Still, the lenders said they were thrilled to have Mr. Trump as a customer. And while a parade of witnesses repeated Ms. James's claim that the former president's financial statements were fiction, not a single witness offered evidence that Mr. Trump explicitly intended to fool the banks.

It may seem a fatal error, but under 63(12) such evidence was not necessary to establish fraud.

The law does not require the attorney general to prove that Mr. Trump intended to defraud anyone or that his actions resulted in financial loss.

The law “destroys a blow,” said Steven M. Cohen, a former federal prosecutor and top official in the attorney general's office, noting that the attorney general was not required to show that anyone had been harmed.

With that low bar, Judge Arthur F. Engoron, the judge presiding over the case, sided with Ms. James on her core claim before the trial began, finding that Mr. Trump had engaged in a pattern of fraud by the exaggerate the value of his property. assets in statements filed with its lenders.

Ms. James' burden of proof at trial was higher: To convince the judge that Mr. Trump had violated other state laws, she had to convince him that the former president acted deliberately.

Yet its ability to elicit further punishment based on those other violations is also a product of Article 63(12), which gives the Attorney General the right to prosecute those who engage in “repeated fraudulent or illegal acts.”

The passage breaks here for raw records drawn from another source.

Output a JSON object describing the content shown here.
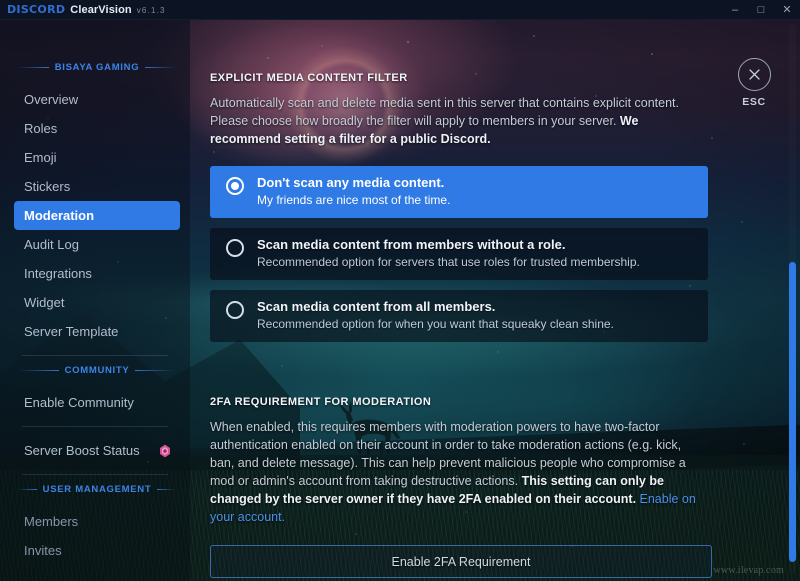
{
  "titlebar": {
    "brand": "DISCORD",
    "theme": "ClearVision",
    "version": "v6.1.3",
    "minimize": "–",
    "maximize": "□",
    "close": "✕"
  },
  "sidebar": {
    "server_header": "BISAYA GAMING",
    "community_header": "COMMUNITY",
    "user_management_header": "USER MANAGEMENT",
    "server_items": [
      {
        "label": "Overview",
        "active": false
      },
      {
        "label": "Roles",
        "active": false
      },
      {
        "label": "Emoji",
        "active": false
      },
      {
        "label": "Stickers",
        "active": false
      },
      {
        "label": "Moderation",
        "active": true
      },
      {
        "label": "Audit Log",
        "active": false
      },
      {
        "label": "Integrations",
        "active": false
      },
      {
        "label": "Widget",
        "active": false
      },
      {
        "label": "Server Template",
        "active": false
      }
    ],
    "community_items": [
      {
        "label": "Enable Community"
      }
    ],
    "boost_item": {
      "label": "Server Boost Status"
    },
    "user_items": [
      {
        "label": "Members"
      },
      {
        "label": "Invites"
      }
    ]
  },
  "main": {
    "filter_section": {
      "title": "EXPLICIT MEDIA CONTENT FILTER",
      "desc_part1": "Automatically scan and delete media sent in this server that contains explicit content. Please choose how broadly the filter will apply to members in your server. ",
      "desc_bold": "We recommend setting a filter for a public Discord.",
      "options": [
        {
          "title": "Don't scan any media content.",
          "subtitle": "My friends are nice most of the time.",
          "selected": true
        },
        {
          "title": "Scan media content from members without a role.",
          "subtitle": "Recommended option for servers that use roles for trusted membership.",
          "selected": false
        },
        {
          "title": "Scan media content from all members.",
          "subtitle": "Recommended option for when you want that squeaky clean shine.",
          "selected": false
        }
      ]
    },
    "twofa_section": {
      "title": "2FA REQUIREMENT FOR MODERATION",
      "desc_part1": "When enabled, this requires members with moderation powers to have two-factor authentication enabled on their account in order to take moderation actions (e.g. kick, ban, and delete message). This can help prevent malicious people who compromise a mod or admin's account from taking destructive actions. ",
      "desc_bold": "This setting can only be changed by the server owner if they have 2FA enabled on their account.",
      "desc_link": " Enable on your account.",
      "button_label": "Enable 2FA Requirement"
    }
  },
  "esc": {
    "label": "ESC",
    "glyph": "✕"
  },
  "watermark": "www.ilevap.com",
  "colors": {
    "accent_blue": "#2f7ae5",
    "header_blue": "#3d84e8",
    "link_blue": "#4a90e8",
    "boost_pink": "#e0569c",
    "panel_dark": "rgba(6,12,22,0.62)"
  }
}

In other fraud cases, authorities must convince a judge or jury that someone has actually been defrauded. But 63(12) only requires Ms James to show that conduct was deceptive or 'created an atmosphere conducive to fraud'. Previous cases suggest that the word “fraud” itself is actually a synonym for dishonest conduct, the attorney general argued in her lawsuit.

Once the attorney general convinces a judge or jury that a suspect has acted deceptively, the punishment can be severe. The law allows Ms. James to seek forfeiture of money obtained through fraud.

The attorney general is seeking to recover about $370 million from Mr. Trump and his company, a potentially crushing sum. Of that total, $168 million represents the amount Mr. Trump has saved on loans by inflating his value, she argues. In other words: the extra interest that the lenders have missed.

The punishment is in the hands of the judge – there was no jury – and Article 63(12) gives him wide discretion.

The law also gives Judge Engoron the authority to impose new restrictions on Mr. Trump and his family business, all of which he is expected to appeal. Ms. James is seeking a lifetime ban on Mr. Trump's actions as leader of any New York company, including his own. She also wants the judge to prevent the company, known as the Trump Organization, from receiving loans from New York banks for five years.

Ms. James did not spare Mr. Trump's adult sons. She similarly asked Judge Engoron to ban them from running a business in New York, raising the prospect that a Trump might not run the family business.

The law allows for other creative – and potentially painful – penalties, including the revocation of corporate certificates that companies use to operate in New York. Judge Engoron did so in his pretrial order, though he also went a step further and ordered that some of Mr. Trump's New York operations be completely dissolved.

Legal experts have questioned his ability to do so, and Judge Engoron could modify that order.

Even before filing her lawsuit against the Trumps in 2022, Ms. James used 63(12) as a cudgel to bolster her investigation.

The law grants the attorney general's office something akin to prosecutorial investigative power. In most civil cases, an individual or entity planning to file a lawsuit cannot gather documents or conduct interviews until after the lawsuit has been filed. But 63(12) allows the Attorney General to conduct a substantive investigation before deciding whether to prosecute, settle, or discontinue a case. In the case against Mr. Trump, the investigation lasted nearly three years before a lawsuit was filed.

The law became so important to the case that it caught the attention of Mr. Trump, who complained about the sweeping authority it granted to Ms. James.

He wrote on social media last year that 63(12) was “VERY UNFAIR”.

William K. Rashbaum reporting contributed.